A review of Tori's April 11, 2005 concert in Philadelphia, PA appeared in the April 13, 2005 edition of The Philadelphia Inquirer.
You can read this review online at philly.com or below. All the reviews for this Philadelphia show can be found here.
Tori Amos, too good yet true
The pop singer played it perfectly safe for her reverential fans.
By Amy Phillips
Tori Amos' performance at Verizon Hall at the Kimmel Center Monday night was a study in perfection.
The acoustics of the Philadelphia Orchestra's home base allowed the flame-haired piano thrush's undulating melodies to float heavenward unobstructed, and her warm, moist vocals to sound like sweet nothings being whispered in each individual audience member's ears.
The sold-out crowd responded with reverential silence as she played, and rapturous applause between songs. Members of Amos' devoted cult of fans frantically text-messaged each other the set list on their cell phones, and a throng of Tori-philes even rushed the stage at the beginning of her encore - perhaps the first time the Kimmel Center's hallowed walls had witnessed such behavior.
Perfection, however, can have its downside. Amos' hour-and-a-half set was so exquisitely wrought that as the night wore on, it started to feel like a glass-encased museum piece rather than a live pop concert.
Although she switched between a Bsendorfer grand piano and three different organs - sometimes banging away at two instruments at once - the songs tended to melt together, anonymously.
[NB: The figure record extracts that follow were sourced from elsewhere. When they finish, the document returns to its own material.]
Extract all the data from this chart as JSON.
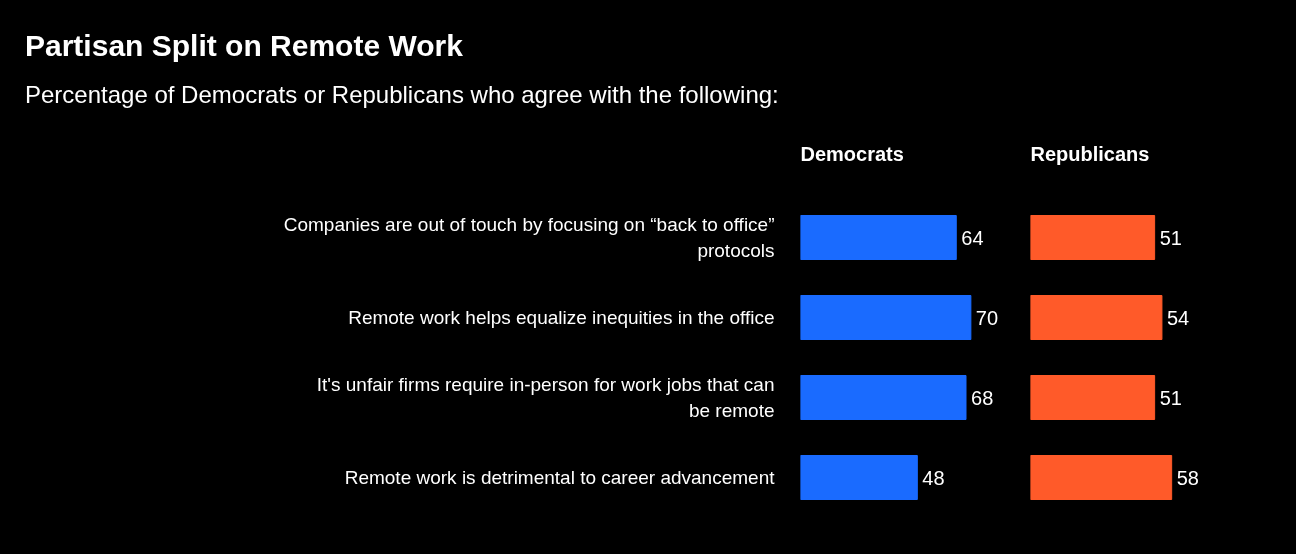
{
  "chart_data": [
    {
      "type": "bar",
      "orientation": "horizontal",
      "title": "Partisan Split on Remote Work",
      "subtitle": "Percentage of Democrats or Republicans who agree with the following:",
      "categories": [
        "Companies are out of touch by focusing on “back to office” protocols",
        "Remote work helps equalize inequities in the office",
        "It's unfair firms require in-person for work jobs that can be remote",
        "Remote work is detrimental to career advancement"
      ],
      "series": [
        {
          "name": "Democrats",
          "color": "#1a6bff",
          "values": [
            64,
            70,
            68,
            48
          ]
        }
      ],
      "data_labels": true
    },
    {
      "type": "bar",
      "orientation": "horizontal",
      "tick_labels": false,
      "categories": [
        "Companies are out of touch by focusing on “back to office” protocols",
        "Remote work helps equalize inequities in the office",
        "It's unfair firms require in-person for work jobs that can be remote",
        "Remote work is detrimental to career advancement"
      ],
      "series": [
        {
          "name": "Republicans",
          "color": "#ff5a29",
          "values": [
            51,
            54,
            51,
            58
          ]
        }
      ],
      "data_labels": true
    }
  ]
}
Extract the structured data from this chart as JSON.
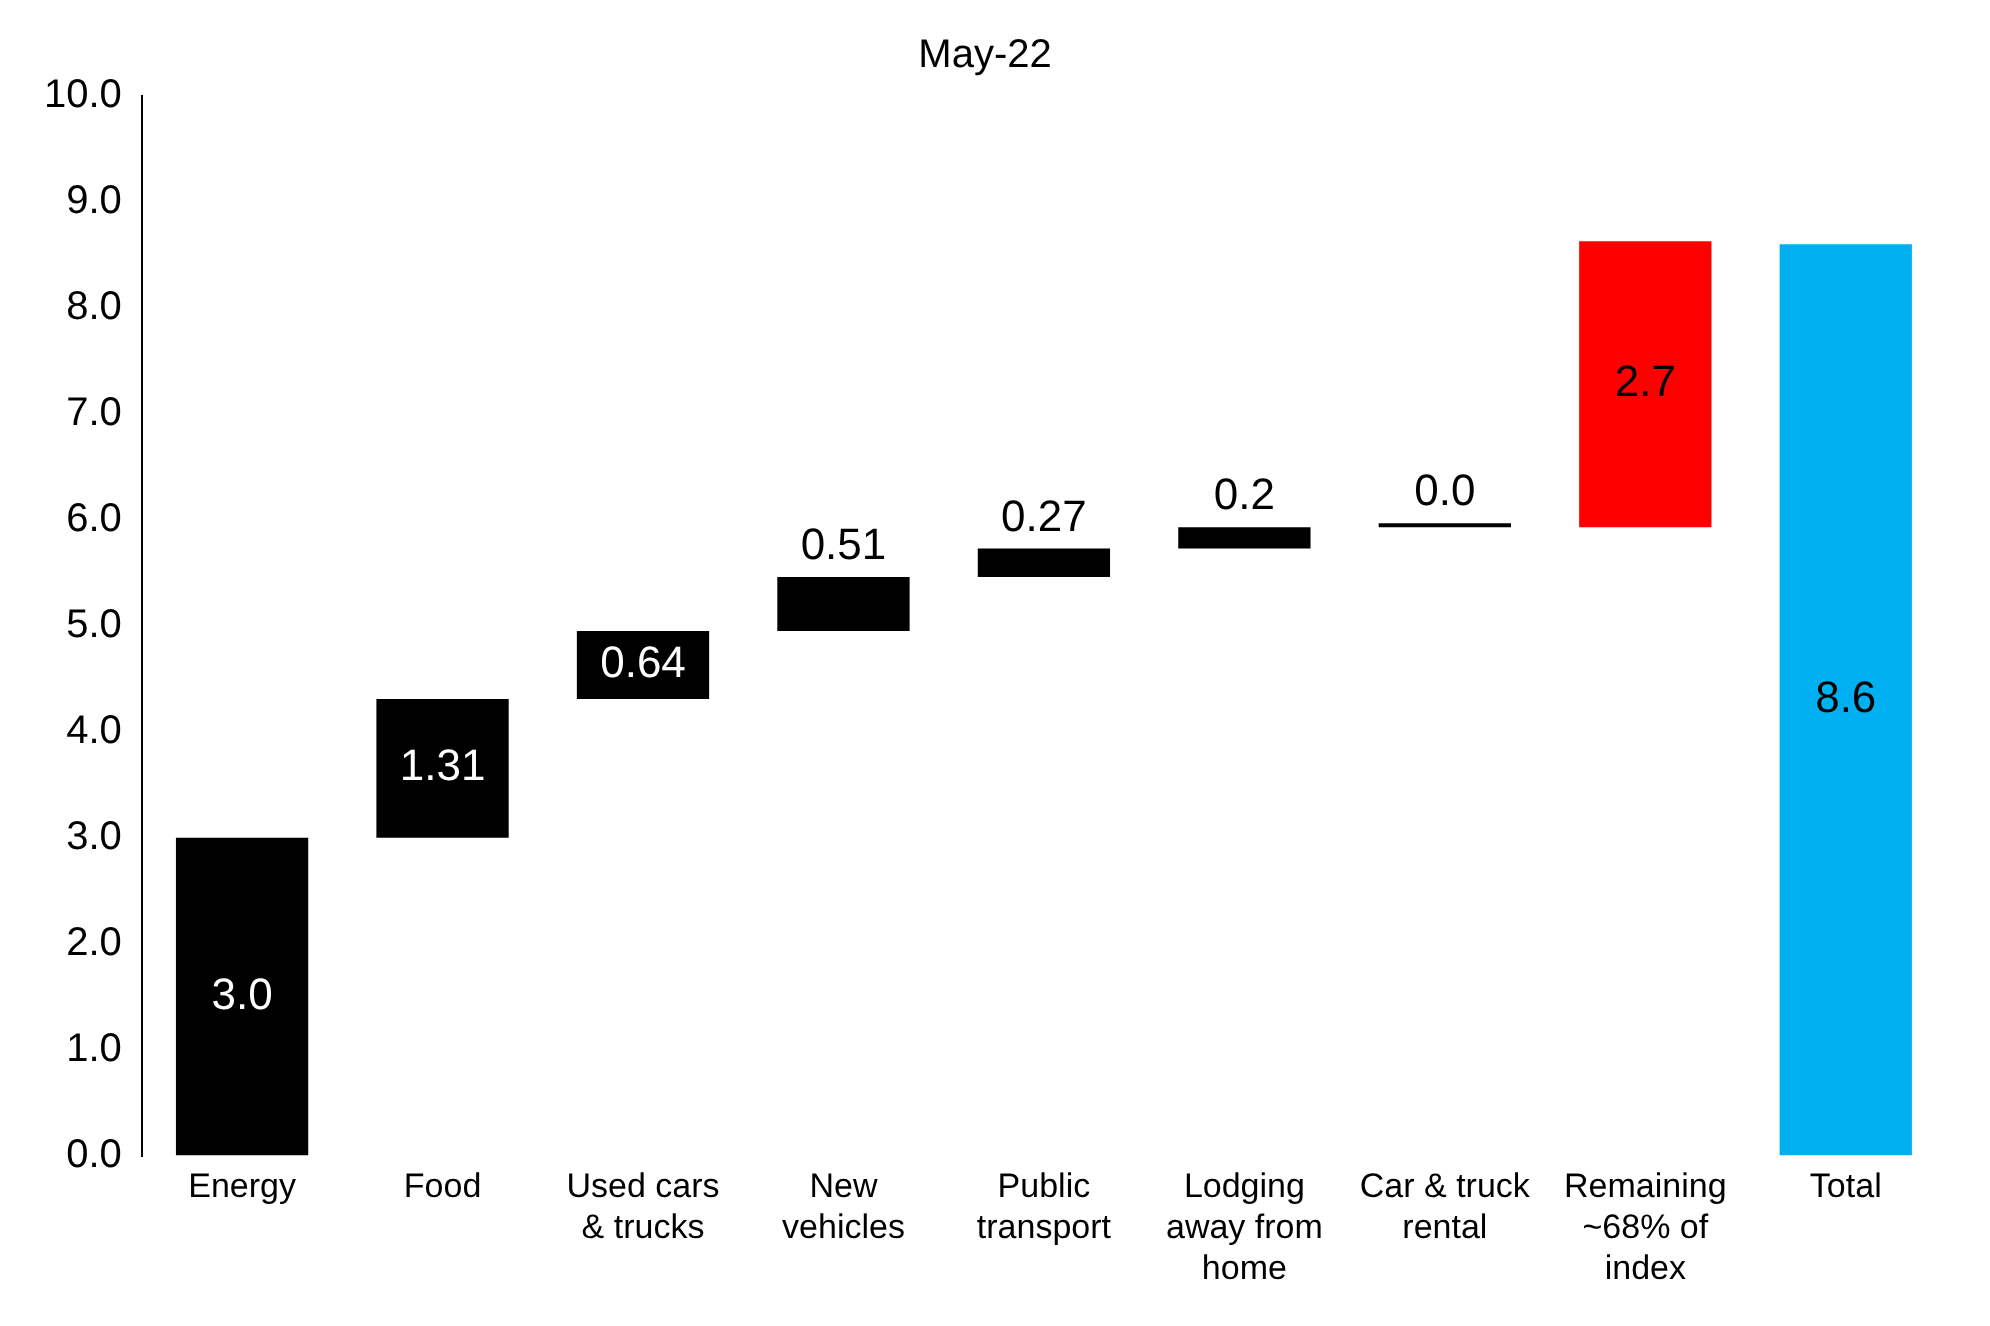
{
  "chart_data": {
    "type": "bar",
    "title": "May-22",
    "categories": [
      "Energy",
      "Food",
      "Used cars & trucks",
      "New vehicles",
      "Public transport",
      "Lodging away from home",
      "Car & truck rental",
      "Remaining ~68% of index",
      "Total"
    ],
    "values": [
      3.0,
      1.31,
      0.64,
      0.51,
      0.27,
      0.2,
      0.0,
      2.7,
      8.6
    ],
    "base": [
      0,
      3.0,
      4.31,
      4.95,
      5.46,
      5.73,
      5.93,
      5.93,
      0
    ],
    "colors": [
      "#000000",
      "#000000",
      "#000000",
      "#000000",
      "#000000",
      "#000000",
      "#000000",
      "#ff0000",
      "#00b0f0"
    ],
    "value_labels": [
      "3.0",
      "1.31",
      "0.64",
      "0.51",
      "0.27",
      "0.2",
      "0.0",
      "2.7",
      "8.6"
    ],
    "ylim": [
      0,
      10
    ],
    "yticks": [
      {
        "value": 0,
        "label": "0.0"
      },
      {
        "value": 1,
        "label": "1.0"
      },
      {
        "value": 2,
        "label": "2.0"
      },
      {
        "value": 3,
        "label": "3.0"
      },
      {
        "value": 4,
        "label": "4.0"
      },
      {
        "value": 5,
        "label": "5.0"
      },
      {
        "value": 6,
        "label": "6.0"
      },
      {
        "value": 7,
        "label": "7.0"
      },
      {
        "value": 8,
        "label": "8.0"
      },
      {
        "value": 9,
        "label": "9.0"
      },
      {
        "value": 10,
        "label": "10.0"
      }
    ],
    "grid": false,
    "legend": false
  }
}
Her renditions of tracks from her latest album, The Beekeeper, such as "Mother Revolution," "The Power of Orange Knickers" and "Toast," as well as old favorites such as "Yes, Anastasia" and "Winter," were slower and more sensuous than the original versions, with Amos lingering over vowel sounds and frequently adding arpeggiated fills. Even a cover of Bruce Springsteen's "Streets of Philadelphia," which Amos said she had never attempted before, seamlessly blended in with the sonic wallpaper.
Watching Tori Amos in action is truly a marvel. She can unite the spiritual and sexual worlds with just a swivel of her hips as she straddles the piano bench, or attack her instrument with the athleticism of a prizefighter. But when she plays it safe, she risks disappearing in her own flawlessness.